Most of Vance’s book is about his own struggles with an often married, frequently addicted, unreliable single mother and how he was saved by the few props in his life — a grandmother and grandfather, an aunt and uncle, an older sister, and eventually the Marine Corps. Until he met his Ivy League wife-to-be, he was unaware that family disagreements could be settled without screaming, crockery throwing, hair pulling and, in some cases, gunfire.

But occasionally Vance steps back from his personal hell to consider the context of the dystopia he inhabited. His grandparents left a killingly hard life in Kentucky coal country and moved up the so-called Hillbilly Highway to an Ohio steel town which gave people like them a chance at middle class wages. But by the time Vance came along, the life was rusting away and the dream of upward mobility based on physical labor and Union pay-scales was vanishing. In its wake came increased family dysfunction, declining schools, rising crime, addiction and a self-defeating blame game.

Vance is not a liberal who believes in government cures for cultural ills. He believes the people he loves have been too quick to blame handy scapegoats for their plight and too slow to adapt. Instead of moving to places with greater opportunity, taking the need for more education seriously, or changing mores better suited to the 17th century than to the present global economy, they have hunkered down and blamed others for being left behind.

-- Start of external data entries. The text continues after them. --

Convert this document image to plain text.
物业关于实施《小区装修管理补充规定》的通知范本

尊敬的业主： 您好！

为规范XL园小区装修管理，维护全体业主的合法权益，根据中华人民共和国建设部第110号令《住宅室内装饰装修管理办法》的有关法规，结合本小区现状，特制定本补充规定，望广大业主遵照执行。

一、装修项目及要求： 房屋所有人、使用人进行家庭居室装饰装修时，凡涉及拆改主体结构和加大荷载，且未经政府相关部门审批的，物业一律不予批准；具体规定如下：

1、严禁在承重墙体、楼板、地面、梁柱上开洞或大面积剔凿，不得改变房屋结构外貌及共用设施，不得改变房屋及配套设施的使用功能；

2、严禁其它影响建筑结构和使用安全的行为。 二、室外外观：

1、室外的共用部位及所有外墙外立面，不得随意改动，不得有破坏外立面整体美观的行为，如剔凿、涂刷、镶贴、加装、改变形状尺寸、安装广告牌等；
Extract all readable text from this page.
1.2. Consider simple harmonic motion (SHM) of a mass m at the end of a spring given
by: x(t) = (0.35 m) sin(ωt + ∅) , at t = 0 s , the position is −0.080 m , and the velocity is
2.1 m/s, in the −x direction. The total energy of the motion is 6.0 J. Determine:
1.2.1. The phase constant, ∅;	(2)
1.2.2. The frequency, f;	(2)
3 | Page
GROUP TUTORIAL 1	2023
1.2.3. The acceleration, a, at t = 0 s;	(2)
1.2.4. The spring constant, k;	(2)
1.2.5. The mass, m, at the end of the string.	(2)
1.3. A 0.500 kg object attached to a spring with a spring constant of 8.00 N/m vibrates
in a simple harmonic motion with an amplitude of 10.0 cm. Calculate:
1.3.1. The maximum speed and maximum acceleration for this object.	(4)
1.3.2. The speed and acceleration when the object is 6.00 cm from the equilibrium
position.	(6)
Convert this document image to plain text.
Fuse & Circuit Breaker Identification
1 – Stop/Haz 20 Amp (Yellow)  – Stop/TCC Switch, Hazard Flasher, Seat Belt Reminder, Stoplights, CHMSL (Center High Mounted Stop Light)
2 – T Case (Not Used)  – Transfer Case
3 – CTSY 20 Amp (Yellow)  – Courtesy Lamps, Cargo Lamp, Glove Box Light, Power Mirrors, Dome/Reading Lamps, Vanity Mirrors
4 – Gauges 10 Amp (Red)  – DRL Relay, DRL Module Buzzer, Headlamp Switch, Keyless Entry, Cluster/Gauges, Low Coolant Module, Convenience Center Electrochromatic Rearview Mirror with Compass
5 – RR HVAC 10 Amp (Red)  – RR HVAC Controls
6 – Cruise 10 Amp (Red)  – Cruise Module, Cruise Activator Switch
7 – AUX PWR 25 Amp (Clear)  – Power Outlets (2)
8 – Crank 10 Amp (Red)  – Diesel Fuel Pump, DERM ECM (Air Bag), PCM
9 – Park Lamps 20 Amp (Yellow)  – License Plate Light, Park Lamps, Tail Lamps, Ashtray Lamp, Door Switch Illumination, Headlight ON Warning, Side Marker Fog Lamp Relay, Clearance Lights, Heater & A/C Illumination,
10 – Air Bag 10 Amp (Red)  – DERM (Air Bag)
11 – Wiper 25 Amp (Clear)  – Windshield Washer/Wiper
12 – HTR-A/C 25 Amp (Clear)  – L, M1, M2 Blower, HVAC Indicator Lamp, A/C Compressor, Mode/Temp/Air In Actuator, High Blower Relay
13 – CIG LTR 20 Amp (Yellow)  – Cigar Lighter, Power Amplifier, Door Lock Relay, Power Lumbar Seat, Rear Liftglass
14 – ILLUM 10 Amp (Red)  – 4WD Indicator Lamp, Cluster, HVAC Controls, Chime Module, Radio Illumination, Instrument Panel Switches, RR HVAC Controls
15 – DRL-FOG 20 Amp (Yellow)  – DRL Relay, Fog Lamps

Trump was made for them with his politics of grievance and victimization. It’s not their fault, he tells them, it’s the Mexican rapist, drug-pushing immigrants, it’s the price-cutting Chinese, Wall Street, banks, a rigged system, crooked politicians. Though he does not address Trump directly, Vance believes from his own experience that the kind of rationalizations Trump peddles are self-defeating.

Promises of easy solutions and a return to a past that’s gone forever give those who need to hustle hardest to escape from a cultural, social and economic cul-de-sac grievances to nurse, scapegoats to blame and an excuse for giving up or waiting for the demagogue to deliver pie in the sky. And so, the less-educated, blue-collar Trump voters collaborate in their own marginalization and lack of ability to compete in a changing world.

This can sound like blaming the victim, but Vance is quick to admit that he would not have escaped this vicious circle either if not for a lot of luck and plenty of helping hands. Amusingly, he seems not to credit another factor that the reader can’t miss. He is smart, ambitious, curious, and winsome and probably was from an early age. He undoubtedly attracted friendly attention because he was likable and his lights were on.

What becomes of the less gifted and lucky? Nothing good. And no candidate for president has actually proposed a plausible cure for the dysfunctional and marginalized millions in Appalachia, the Rust Belt, black and hispanic ghettoes, and rural towns in every state that have lost their economic viability. The elegy in the title is not a metaphor, but a real lament for a way of life that has outlived its usefulness, and the people who are dying for lack of a way to escape.